Between Christmas and New Year’s is this Type A individual’s dream: a flurry of getting motivated, cleaning out, writing down, and 50% off calendar sales. My Saturday-after-Christmas fun consisted of loading up 4 garbage bags for the thrift store and two hours spent at Barnes & Noble browsing for the perfect 2015 planner. I need help, y’all.

There are a lot of us out there, and I’ve lost count of the resolution-oriented articles that I’ve seen circulating on social media the last couple of weeks. Everybody loves a clean slate: blank pages and empty rooms, mistake-free and full of potential. As I’ve sifted through the advice and done my own year-end pondering, here are some of the things I’ve been thinking:

Do my resolutions reflect a heart for things of true and lasting worth? In writing down some goals, projects and dreams for this year, I have to ask myself if they are really all they should be. Alphabetized bookshelves and daily schedules and plans for self-improvement are innocuous enough, but what do they matter in the end? (Hint: not a blessed thing.) I don’t want to spend my year accumulating accomplishments that are the eternal equivalent of fool’s gold.

Do my resolutions reflect an attitude of self-reliance or dependence on God? New Year’s brings out the “Can-Do Barbie” in many of us, evoking feelings of invincibility and empowerment. However, I need to tell myself “I can’t” more and “I can” less. Because, well, I can’t. God’s grace and provision abound in my life; I want to recognize it and credit it for what it is.

Do my resolutions reflect Christ’s love for others? Real life, done with and by real people, does not lend itself to perfection. It is chaotic and full of interruptions. It interferes with the best-laid plans. And it is a daily choice: to prioritize people and value the relationships that God puts in my path, or to view opportunities to interact with and invest in others as an annoying deviation from the checklist.
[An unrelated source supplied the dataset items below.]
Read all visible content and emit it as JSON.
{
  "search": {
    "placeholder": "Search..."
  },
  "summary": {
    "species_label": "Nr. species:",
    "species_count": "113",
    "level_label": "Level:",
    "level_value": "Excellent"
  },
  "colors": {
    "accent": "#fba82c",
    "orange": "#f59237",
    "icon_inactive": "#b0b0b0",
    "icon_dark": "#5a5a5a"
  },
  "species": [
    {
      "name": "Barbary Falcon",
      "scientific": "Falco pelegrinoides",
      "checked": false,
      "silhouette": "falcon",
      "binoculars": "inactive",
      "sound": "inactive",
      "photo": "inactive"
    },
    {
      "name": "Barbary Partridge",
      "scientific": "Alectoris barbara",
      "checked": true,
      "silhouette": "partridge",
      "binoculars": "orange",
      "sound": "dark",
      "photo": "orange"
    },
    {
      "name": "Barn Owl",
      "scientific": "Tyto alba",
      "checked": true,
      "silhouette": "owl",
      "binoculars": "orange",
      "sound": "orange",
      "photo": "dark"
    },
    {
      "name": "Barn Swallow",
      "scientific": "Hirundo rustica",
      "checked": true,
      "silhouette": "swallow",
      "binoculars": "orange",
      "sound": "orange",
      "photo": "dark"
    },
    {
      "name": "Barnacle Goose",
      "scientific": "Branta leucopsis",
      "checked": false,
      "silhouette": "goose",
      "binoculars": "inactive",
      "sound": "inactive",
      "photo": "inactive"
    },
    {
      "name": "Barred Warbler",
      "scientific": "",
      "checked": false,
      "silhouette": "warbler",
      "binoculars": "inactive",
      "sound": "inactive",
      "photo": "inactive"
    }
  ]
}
Old habits die hard, and I know I will mess up. I will spend way too much time neurotically organizing something pointless; I will feel like a failure when my to-do list feels like it hasn’t changed for three weeks; I will become excessively frustrated when a Saturday I planned to spend one way turns out far differently than I anticipated. But I pray that I will look back this time next year and see that 2015, for the most part, was invested wisely and well.